Если он рассчитывал на комплимент, то ошибся.
— Я не могу судить об этом, пока не узнаю вас как следует, — серьезно проговорила графиня, глядя ему в глаза. — А ваше высочество действительно такой… неукротимый?
— Я… ну, я… то есть… — Он неловко заерзал на скамье, чувствуя себя все менее неукротимым. Ему сразу следовало понять, что на такой вопрос лучше и не пытаться отвечать.
— Но ваше высочество не должны быть слишком уж неукротимы в отношении нас, бедных евралийцев…
Тут ему опять пришлось сказать, что он пришел для решительного объяснения и что графиня неверно оценила его намерения.
— О, простите меня, ваше высочество. А я была совершенно уверена, что вы хотите поделиться мыслями о прекрасном с родственной душой.
— Н-нет, — сказал Удо, — не совсем.
— Тогда в чем же дело? — воскликнула графиня.
Удо поднялся и выпрямился во весь рост. Он чувствовал, что пора наконец проявить твердость. Он отошел на несколько шагов и обернулся к графине, поставив локти на солнечные часы.
— Графиня, — начал он решительно, — десять дней назад, выехав в Евралию по приглашению принцессы, я внезапно подвергся…
— Одну минуту, — озабоченно прошептала графиня, вскочила, прихватив со скамьи подушечку, бросилась к принцу и подложила ему подушечку под локоть.
— Бедный, ему, наверное, так неудобно, — и скользнула обратно на скамью. Потом она села, уперев локти в колени и положила подбородок на руки, не сводя с принца восхищенного взгляда. — Вот теперь продолжайте, — еле слышно выдохнула она и приготовилась слушать.
Удо открыл было рот с намерением продолжать, но никак не мог подыскать нужных слов. Он чувствовал себя полным идиотом, стоя вот так — с локтем на этой подушечке, словно он собирался произнести публичную речь. Он посмотрел на подушечку, как будто ожидал увидеть рядом стакан с водой, а Бельвейн перехватила его взгляд и сделала вид, будто собирается бежать за стаканом. (Это было очень на нее похоже.) Удо в гневе отшвырнул подушечку («Осторожнее, мои розы!» — вскрикнула графиня) и сердито направился к ней. Бельвейн смотрела на него широко открытыми невинными глазами.

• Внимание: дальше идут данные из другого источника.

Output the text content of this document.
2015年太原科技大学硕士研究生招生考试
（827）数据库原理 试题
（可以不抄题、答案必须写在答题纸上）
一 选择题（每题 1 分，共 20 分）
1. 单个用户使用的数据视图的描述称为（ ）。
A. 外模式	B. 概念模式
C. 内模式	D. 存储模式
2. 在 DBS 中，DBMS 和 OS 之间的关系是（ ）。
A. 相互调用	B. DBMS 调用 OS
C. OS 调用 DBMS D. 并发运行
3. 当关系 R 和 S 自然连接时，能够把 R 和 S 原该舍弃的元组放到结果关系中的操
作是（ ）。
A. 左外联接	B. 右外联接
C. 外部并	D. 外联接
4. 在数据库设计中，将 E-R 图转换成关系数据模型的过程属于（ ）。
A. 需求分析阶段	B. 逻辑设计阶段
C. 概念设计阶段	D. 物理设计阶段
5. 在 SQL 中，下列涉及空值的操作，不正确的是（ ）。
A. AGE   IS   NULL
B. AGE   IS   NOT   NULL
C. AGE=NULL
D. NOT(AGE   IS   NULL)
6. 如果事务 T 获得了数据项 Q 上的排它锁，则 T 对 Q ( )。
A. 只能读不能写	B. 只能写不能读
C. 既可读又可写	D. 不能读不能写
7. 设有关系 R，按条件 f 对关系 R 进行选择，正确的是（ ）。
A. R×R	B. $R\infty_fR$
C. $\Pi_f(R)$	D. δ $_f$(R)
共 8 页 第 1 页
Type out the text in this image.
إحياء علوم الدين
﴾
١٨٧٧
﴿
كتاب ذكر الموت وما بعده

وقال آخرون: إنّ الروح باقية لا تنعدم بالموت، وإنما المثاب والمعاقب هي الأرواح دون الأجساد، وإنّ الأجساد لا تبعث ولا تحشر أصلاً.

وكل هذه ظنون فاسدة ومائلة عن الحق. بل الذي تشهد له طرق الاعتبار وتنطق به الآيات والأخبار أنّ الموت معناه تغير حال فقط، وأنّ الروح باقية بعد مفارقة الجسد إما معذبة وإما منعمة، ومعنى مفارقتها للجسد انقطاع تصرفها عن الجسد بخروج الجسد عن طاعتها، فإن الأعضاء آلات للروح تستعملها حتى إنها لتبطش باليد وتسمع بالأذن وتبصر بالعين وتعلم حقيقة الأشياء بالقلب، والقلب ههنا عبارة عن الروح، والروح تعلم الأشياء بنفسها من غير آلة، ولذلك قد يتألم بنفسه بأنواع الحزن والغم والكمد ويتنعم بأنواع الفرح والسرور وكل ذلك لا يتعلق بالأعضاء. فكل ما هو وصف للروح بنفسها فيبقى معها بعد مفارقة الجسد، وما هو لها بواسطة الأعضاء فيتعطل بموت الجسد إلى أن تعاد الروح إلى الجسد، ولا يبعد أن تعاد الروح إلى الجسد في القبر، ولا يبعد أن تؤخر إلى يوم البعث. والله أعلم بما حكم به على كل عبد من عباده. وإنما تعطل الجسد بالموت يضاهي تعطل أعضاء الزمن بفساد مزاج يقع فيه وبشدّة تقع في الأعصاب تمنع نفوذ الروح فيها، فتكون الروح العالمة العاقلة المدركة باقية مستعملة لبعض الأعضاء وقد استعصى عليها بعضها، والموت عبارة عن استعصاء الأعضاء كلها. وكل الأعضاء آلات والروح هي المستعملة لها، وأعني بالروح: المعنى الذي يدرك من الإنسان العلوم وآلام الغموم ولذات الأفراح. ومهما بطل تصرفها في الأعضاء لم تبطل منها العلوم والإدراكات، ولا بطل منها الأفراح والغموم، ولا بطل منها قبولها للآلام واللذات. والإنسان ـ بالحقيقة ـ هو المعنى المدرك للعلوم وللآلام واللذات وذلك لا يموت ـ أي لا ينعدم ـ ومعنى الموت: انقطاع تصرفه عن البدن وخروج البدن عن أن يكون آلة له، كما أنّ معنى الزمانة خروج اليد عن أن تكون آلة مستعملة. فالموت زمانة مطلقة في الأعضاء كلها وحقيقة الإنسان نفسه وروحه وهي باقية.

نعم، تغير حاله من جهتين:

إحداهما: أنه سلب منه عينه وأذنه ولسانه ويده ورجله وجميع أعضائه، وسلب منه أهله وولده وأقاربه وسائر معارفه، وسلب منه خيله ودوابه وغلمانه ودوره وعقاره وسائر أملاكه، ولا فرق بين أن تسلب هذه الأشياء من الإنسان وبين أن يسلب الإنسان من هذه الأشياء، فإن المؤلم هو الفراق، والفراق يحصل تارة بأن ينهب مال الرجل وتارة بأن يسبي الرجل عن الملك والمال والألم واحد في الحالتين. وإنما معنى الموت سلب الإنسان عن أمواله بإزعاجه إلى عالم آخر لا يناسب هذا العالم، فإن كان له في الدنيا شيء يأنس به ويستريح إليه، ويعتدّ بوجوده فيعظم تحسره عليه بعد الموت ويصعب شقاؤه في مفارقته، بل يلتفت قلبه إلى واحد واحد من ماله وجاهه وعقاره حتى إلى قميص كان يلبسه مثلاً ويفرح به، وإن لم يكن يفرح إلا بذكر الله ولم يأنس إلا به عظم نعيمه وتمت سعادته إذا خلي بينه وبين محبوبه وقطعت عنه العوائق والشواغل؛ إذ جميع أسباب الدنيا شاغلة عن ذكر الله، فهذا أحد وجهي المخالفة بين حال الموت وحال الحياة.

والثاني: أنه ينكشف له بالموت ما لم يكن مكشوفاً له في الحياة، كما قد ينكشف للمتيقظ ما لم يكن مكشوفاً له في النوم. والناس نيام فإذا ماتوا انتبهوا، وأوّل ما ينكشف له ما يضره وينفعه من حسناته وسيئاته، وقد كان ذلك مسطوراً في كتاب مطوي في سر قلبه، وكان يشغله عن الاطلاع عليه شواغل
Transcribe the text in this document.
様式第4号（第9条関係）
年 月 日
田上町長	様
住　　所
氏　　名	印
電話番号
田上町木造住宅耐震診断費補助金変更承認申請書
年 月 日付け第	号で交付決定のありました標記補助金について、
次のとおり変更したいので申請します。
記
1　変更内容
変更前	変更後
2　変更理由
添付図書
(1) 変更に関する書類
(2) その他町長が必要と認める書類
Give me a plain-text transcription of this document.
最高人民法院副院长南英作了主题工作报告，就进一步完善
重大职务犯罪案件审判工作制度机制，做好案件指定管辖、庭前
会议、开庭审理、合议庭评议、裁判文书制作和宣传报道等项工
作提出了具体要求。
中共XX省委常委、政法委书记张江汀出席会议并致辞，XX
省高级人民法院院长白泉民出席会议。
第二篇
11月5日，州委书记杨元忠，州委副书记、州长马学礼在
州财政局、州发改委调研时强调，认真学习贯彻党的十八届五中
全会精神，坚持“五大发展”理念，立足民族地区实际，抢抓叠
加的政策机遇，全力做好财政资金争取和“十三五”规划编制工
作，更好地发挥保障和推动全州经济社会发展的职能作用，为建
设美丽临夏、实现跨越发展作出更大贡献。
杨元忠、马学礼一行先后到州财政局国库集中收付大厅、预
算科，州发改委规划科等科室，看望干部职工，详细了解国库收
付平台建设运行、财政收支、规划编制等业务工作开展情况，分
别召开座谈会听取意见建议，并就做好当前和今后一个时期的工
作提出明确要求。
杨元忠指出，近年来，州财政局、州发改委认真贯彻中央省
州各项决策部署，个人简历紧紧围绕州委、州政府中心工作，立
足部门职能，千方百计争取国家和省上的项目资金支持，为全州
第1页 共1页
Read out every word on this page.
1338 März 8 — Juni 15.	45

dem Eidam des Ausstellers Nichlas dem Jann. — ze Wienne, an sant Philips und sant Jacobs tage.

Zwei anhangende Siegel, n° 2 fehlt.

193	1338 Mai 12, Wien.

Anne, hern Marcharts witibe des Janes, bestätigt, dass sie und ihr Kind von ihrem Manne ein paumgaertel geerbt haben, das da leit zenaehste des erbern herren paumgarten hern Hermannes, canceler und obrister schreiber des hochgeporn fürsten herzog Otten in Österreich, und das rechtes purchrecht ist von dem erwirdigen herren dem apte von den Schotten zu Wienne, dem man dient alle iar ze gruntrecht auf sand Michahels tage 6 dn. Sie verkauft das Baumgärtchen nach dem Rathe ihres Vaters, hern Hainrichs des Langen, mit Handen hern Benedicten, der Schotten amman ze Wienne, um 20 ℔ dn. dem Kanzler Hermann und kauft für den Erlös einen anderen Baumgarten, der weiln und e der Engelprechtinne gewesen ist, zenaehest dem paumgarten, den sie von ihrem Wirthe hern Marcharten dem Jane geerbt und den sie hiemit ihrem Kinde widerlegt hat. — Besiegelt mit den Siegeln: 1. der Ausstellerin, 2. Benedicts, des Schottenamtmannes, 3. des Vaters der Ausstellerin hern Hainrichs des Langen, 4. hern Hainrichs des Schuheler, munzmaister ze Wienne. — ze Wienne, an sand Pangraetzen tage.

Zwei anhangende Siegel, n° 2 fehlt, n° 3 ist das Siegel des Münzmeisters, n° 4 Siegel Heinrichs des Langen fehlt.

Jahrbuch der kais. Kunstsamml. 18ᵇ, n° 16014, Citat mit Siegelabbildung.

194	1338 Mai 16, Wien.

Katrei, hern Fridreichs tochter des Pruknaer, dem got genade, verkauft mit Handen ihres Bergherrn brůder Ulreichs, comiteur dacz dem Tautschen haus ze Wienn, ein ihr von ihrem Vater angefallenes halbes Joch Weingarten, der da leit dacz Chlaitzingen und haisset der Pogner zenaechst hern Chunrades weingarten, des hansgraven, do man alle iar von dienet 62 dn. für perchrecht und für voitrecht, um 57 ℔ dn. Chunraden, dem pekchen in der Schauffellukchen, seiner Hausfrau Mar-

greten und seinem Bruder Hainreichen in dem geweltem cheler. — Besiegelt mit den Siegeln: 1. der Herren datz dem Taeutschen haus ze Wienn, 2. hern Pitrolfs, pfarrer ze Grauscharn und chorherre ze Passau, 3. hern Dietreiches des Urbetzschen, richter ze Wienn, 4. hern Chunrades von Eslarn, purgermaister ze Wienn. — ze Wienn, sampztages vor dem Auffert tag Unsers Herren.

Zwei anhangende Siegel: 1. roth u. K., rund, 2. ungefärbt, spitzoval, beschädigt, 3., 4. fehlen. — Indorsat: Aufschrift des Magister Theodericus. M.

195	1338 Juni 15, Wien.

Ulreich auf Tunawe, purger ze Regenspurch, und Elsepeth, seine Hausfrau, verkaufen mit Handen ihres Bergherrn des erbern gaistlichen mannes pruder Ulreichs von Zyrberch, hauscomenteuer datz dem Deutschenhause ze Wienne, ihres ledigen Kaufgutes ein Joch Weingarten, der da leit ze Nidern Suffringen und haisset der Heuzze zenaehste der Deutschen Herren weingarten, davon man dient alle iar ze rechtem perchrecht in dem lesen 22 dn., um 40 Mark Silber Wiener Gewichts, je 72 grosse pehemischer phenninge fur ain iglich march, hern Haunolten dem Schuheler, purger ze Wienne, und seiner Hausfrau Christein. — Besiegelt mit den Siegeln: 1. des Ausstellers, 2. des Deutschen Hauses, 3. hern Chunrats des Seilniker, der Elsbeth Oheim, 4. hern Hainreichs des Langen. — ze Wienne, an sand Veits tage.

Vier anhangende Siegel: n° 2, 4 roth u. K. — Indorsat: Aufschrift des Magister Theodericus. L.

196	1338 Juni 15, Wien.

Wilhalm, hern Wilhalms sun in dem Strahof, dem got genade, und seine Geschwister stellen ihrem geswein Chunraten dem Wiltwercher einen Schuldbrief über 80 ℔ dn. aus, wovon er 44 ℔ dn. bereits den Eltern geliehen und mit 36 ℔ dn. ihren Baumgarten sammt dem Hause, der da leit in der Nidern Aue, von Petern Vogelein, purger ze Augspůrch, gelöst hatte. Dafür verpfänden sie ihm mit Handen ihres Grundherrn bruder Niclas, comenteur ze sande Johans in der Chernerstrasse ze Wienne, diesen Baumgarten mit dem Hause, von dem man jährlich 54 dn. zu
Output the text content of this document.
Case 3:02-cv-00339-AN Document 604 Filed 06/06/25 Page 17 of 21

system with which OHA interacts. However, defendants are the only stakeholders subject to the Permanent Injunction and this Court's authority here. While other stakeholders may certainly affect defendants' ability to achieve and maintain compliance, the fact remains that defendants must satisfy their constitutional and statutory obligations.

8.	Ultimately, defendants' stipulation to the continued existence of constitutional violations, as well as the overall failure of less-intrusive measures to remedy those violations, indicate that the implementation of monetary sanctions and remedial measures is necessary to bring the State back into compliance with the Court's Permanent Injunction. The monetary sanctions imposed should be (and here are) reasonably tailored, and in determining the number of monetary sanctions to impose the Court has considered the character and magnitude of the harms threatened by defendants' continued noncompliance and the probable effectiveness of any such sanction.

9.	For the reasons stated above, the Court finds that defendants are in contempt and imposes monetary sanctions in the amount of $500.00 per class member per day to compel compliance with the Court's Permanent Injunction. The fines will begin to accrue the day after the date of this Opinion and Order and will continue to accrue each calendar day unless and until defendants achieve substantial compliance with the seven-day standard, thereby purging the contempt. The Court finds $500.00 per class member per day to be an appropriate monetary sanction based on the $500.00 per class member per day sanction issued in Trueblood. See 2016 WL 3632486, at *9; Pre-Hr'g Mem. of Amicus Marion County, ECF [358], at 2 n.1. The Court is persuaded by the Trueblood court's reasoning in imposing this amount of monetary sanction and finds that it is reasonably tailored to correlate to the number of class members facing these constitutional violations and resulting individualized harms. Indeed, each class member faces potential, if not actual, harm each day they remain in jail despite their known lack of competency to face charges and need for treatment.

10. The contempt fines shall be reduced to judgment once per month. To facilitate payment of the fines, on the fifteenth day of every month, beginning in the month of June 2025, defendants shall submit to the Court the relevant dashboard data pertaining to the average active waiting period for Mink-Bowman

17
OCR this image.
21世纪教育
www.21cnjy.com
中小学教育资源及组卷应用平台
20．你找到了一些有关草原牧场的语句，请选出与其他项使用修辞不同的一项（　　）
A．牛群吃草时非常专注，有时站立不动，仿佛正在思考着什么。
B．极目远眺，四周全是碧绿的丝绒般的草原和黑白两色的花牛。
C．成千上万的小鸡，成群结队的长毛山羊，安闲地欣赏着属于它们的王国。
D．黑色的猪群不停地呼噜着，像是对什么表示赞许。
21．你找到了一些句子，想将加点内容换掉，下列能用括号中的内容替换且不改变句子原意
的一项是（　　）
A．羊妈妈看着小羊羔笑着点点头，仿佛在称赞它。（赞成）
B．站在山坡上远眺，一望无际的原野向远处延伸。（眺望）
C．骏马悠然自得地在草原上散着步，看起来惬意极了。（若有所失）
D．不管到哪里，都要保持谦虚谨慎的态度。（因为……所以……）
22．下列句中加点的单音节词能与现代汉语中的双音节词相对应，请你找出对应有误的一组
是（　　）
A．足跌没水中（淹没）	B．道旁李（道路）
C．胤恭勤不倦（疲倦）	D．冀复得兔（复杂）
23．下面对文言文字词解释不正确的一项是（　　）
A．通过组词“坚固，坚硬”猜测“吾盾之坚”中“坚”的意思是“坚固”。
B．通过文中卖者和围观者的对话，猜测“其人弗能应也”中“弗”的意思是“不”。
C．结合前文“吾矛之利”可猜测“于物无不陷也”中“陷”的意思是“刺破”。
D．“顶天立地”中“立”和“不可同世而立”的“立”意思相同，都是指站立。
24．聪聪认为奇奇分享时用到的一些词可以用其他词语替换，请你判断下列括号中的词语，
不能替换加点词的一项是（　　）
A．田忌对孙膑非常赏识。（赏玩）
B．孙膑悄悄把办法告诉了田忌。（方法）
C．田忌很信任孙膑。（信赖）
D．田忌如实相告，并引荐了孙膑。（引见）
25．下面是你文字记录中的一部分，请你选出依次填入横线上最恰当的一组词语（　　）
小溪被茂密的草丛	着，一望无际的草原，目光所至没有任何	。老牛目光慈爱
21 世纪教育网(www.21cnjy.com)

— Вы… вы… О, немедленно перестаньте смотреть так!
— Как? — спросила Бельвейн, продолжая смотреть так.
— Не делайте этого! — закричал Удо и пнул ногой подушечку. — Прекратите!
Она прекратила.
— Вы знаете, — произнесла она кокетливо, — а я вас немного боюсь, когда вы сердитесь.
— Я сержусь. Я очень сержусь. Я страшно разгневан.
— Я так и думала, что вы рассердитесь. — Она вздохнула.
— И вам очень хорошо известно, почему.
Графиня кивнула.
— Это все мой ужасный характер. Стоит мне выйти из себя, и я могу натворить Бог знает что.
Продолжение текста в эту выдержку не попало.